いつぞやの灰を撒いて花が咲くようになった桜の木はもともと枯れ木で、いつもの散歩道の目印だった。
もう花は散り終えて葉桜になった木の下をゆっくり散歩する。
犬の白と君と歩いた道、いつもの散歩道。
1人で歩くのは寂しいものだ。
婆さんや、早く温泉旅行から帰ってきておくれ。
(君と歩いた道)
花咲かじいさんのオマージュ、今日は泊まりですよと言われているけど寂しい爺さんの様子。
機織り機をギーバッタンギーバッタンと動かしてどんどん着物の布を織っていく。
仕事は仕事なのだ。
結婚して夫婦になったといって仕事を怠けてはいけない。
夢見る少女のように甘えてばかりではいけない。
夫も牛飼いとしての仕事をしっかりこなしている。
父である天帝も2人の仕事ぶりに感心しているようだった。
(夢見る少女のように)
彦星と織姫のオマージュ、怠けず働いて引き離されなかったバージョン
「宇宙の果てまでさあ行こう」
ん?なんか違う?
「さあ行くぜ、じゃないっけ?」
「さあ行くべ、だわさ」
「さあ行きゃあ、だってば」
「さあ行かざあ、だに」
うん、みんな絶対違うってわかって言ってるよね?
(さあ行こう)
トイストーリーの台詞ど忘れからの悪ノリ大会の様子。
空が恋しい。
海の底でしばらく過ごしていて思った事だ。
乙姫様も、たまに遊びに来る人魚姫様から空がどれだけ大きいかを聞いて「一度は見たいわ」と言っていたな。
乙姫様に提案する。
「一度地上に戻りたい。空が見たいんだ。乙姫様も気になっていたでしょう?一緒に行きませんか?」
乙姫様は少し戸惑い、それでも興味に負けたのか地上へ上がってみる決心をしたようだった。
ただ、乙姫様は竜宮城から出る事が出来ないらしく、荒業ですがと竜宮城ごと浮上するようだ。
海上へ浮かんだ竜宮城から空を見上げる。
あぁ、風を感じる。
乙姫様も初めて感じる空気と空の広さに驚いているようだった。
「この空を持ち帰りたいわ」と乙姫様がなにか呪文のようなものを呟くと、竜宮城の庭園部に出来ていた水たまりに映る空がそのまま固定されたように止まった。

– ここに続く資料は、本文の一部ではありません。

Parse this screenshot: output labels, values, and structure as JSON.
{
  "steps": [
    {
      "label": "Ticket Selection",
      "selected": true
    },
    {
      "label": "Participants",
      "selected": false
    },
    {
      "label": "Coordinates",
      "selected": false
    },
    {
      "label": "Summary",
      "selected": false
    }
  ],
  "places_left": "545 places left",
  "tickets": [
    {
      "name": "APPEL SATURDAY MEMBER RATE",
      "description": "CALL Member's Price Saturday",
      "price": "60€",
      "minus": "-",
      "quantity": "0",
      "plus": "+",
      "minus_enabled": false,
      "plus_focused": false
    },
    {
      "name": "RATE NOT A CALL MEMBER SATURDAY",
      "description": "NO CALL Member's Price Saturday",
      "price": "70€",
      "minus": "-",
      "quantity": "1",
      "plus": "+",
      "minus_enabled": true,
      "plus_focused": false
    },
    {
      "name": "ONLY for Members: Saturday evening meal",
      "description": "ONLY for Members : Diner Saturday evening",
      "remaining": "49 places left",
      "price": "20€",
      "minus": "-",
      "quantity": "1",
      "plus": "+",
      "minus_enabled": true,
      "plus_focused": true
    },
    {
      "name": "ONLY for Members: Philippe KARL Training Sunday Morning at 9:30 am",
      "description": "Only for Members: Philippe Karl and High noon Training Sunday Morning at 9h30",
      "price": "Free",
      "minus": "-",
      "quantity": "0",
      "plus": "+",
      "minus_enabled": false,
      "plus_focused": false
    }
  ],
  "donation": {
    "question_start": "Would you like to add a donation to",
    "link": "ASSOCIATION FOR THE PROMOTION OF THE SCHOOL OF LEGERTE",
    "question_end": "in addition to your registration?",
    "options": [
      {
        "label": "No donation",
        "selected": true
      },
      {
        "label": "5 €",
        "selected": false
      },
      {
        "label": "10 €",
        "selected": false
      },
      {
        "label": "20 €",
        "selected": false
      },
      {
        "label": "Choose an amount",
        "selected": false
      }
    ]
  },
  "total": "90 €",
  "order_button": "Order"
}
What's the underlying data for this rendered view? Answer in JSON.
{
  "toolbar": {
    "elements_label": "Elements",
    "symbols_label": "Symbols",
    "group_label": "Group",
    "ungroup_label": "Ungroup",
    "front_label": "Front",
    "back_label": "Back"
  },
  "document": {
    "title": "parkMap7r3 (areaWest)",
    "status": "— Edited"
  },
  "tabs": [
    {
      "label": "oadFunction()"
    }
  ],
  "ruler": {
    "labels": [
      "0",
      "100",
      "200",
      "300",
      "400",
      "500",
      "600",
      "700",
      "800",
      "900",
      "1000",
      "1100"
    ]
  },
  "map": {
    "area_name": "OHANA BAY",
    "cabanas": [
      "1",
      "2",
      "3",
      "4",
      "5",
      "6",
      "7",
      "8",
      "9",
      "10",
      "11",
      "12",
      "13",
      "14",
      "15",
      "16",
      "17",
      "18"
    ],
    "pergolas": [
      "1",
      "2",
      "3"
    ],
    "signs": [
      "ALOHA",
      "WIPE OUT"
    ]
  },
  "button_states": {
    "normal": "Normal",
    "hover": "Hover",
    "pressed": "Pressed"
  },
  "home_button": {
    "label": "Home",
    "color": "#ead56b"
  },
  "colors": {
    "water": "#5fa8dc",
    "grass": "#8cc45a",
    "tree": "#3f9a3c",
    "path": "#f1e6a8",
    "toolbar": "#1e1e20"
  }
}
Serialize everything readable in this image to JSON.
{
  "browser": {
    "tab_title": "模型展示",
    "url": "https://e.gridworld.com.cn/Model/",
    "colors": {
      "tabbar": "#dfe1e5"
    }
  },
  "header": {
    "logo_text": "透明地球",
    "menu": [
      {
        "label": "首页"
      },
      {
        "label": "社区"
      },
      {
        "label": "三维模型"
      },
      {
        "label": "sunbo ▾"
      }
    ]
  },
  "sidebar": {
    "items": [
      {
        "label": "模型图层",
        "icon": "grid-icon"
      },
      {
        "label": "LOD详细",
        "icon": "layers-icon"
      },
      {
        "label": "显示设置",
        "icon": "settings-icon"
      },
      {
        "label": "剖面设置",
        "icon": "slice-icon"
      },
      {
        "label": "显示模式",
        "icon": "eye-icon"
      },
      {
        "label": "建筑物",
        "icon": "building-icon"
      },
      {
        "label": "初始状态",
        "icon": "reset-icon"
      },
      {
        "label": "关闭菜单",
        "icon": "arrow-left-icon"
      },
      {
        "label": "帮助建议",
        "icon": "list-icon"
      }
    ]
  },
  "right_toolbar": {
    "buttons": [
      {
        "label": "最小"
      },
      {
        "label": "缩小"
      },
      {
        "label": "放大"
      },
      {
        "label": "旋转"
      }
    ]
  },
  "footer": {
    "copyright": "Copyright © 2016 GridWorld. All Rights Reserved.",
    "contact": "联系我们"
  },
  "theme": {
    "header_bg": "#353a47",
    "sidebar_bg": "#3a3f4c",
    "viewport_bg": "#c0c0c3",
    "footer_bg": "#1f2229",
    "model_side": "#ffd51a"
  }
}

竜宮城はまた海底に戻ったが、その水たまりに映る空はそのまま空を映し出しているのだった。
(水たまりに映る空)
浦島太郎のオマージュ、海底でも空を見れる水たまりは魚達にも人気スポットになったようです。
せっかく舞踏会へ参加して王子様に接近できたのに、後から現れた女に王子様を奪われた。
シンデレラと言ったかしら。
私の方が先に王子様に恋していたのに、私の方がもっと愛せたのに。
今はもう憎くて仕方がない。
憎悪をますこの胸の根幹は恋か、愛か、それとも殺意か。
全部だ。
恋焦がれ愛故に抱いた殺意による憎悪は、この者が魔女になるには申し分ないのだった。
(恋か、愛か、それとも)
シンデレラのオマージュ、いずれこの魔女になる女性が他作品に影響しなければいいけど。